As everybody knows fights do happen at Prospect, and unlike many other high schools they do not go unnoticed by the security guards or the deans.
When a fight occurs like this past Monday on March 16, the security guards do not just let it happen like at Woodrow Wilson high school.
They respond to the fight right away by screaming the students names very loud hoping that it will then stop. If that does not work, then they will intervene and make sure they do not get hit by trying to force the kids to stop fighting.
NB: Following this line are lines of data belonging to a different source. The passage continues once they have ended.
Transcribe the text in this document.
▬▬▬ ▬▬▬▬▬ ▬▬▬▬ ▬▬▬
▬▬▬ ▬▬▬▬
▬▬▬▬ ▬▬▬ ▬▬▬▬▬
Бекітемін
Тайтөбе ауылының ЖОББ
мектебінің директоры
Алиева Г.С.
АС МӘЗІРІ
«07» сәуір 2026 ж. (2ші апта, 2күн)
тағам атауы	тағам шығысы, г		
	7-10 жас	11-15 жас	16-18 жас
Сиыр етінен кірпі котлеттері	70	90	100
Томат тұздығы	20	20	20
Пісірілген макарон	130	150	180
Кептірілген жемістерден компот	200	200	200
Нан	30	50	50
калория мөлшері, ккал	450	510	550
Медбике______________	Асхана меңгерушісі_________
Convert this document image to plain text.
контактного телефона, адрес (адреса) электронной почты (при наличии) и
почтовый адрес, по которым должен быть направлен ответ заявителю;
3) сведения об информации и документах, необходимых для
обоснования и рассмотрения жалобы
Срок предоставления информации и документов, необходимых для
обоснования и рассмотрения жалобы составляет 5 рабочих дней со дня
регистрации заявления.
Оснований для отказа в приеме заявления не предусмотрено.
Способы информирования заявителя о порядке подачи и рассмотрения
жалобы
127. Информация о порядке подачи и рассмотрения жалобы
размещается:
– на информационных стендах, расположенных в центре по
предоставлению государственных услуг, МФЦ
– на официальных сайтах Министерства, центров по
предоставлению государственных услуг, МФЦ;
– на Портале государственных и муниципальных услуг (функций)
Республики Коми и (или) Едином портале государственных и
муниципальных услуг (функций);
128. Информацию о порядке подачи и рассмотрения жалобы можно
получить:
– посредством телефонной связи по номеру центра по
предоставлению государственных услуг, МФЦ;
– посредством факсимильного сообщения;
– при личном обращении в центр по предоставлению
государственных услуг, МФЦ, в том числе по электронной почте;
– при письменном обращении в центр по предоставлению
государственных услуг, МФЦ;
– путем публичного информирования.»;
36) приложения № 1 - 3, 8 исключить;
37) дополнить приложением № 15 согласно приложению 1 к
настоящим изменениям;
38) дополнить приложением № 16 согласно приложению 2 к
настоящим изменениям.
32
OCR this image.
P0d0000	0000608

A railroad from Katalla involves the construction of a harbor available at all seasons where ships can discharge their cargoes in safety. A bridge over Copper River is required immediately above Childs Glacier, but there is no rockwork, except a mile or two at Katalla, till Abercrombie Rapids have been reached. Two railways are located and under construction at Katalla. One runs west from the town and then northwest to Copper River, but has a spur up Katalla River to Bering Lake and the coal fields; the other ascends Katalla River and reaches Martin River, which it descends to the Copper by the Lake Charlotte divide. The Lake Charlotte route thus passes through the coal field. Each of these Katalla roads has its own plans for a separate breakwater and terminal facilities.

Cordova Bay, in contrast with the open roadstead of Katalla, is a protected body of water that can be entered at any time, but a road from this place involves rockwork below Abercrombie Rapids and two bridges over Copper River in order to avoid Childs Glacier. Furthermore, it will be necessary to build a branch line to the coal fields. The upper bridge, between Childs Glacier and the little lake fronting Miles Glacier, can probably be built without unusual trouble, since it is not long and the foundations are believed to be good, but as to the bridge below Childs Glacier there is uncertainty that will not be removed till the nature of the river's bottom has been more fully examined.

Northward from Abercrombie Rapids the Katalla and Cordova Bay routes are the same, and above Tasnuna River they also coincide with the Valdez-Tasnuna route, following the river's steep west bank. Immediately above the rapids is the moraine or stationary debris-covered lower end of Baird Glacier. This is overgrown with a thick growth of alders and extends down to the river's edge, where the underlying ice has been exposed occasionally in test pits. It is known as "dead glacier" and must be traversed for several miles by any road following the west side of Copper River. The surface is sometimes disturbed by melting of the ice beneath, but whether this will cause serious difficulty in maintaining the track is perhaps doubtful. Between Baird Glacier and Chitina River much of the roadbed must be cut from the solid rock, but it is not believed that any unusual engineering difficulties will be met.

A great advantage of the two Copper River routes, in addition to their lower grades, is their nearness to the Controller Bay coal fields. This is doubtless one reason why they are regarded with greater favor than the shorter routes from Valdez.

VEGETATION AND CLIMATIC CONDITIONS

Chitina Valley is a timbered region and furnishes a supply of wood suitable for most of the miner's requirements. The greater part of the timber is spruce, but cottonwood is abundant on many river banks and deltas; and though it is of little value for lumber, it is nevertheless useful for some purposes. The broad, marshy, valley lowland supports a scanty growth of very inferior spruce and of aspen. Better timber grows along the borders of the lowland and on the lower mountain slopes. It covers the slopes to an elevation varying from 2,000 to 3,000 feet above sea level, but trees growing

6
Not only do they have to worry about getting hit, they also try and discourage other students from joining in on the fight.
Dean of students Mark Taylor and the rest of the security try and prevent fights as much as possible by talking to other students before the fight and hearing from them what might be fight might be brewing.
Taylor says there are periods where fights happen the most at Prospect right before winter and spring break, and then right before the school year ends due to it be a more stressful time for the students with school.
He does understand that it is not just the time that causes a fight, but other reasons as well like students spreading rumors about each other, breaking up with a girlfriend, and family struggles as well.
“[Fights that happen are] combined with other personal things that are going on in their lives that are stressful and it comes out in different ways,” Taylor said.
Unlike Woodrow Wilson high school where the teachers kept walking past the fight, Prospect takes a stand against fights and listens to students about what is going on with their peers and in social media.
“Listening to groups of kids [is the key to preventing fights], and our security knows a lot of kids, and I know a lot of kids,” Taylor said. “Kids are probably the best prevention of the fights because your peers know what’s going to be happening.”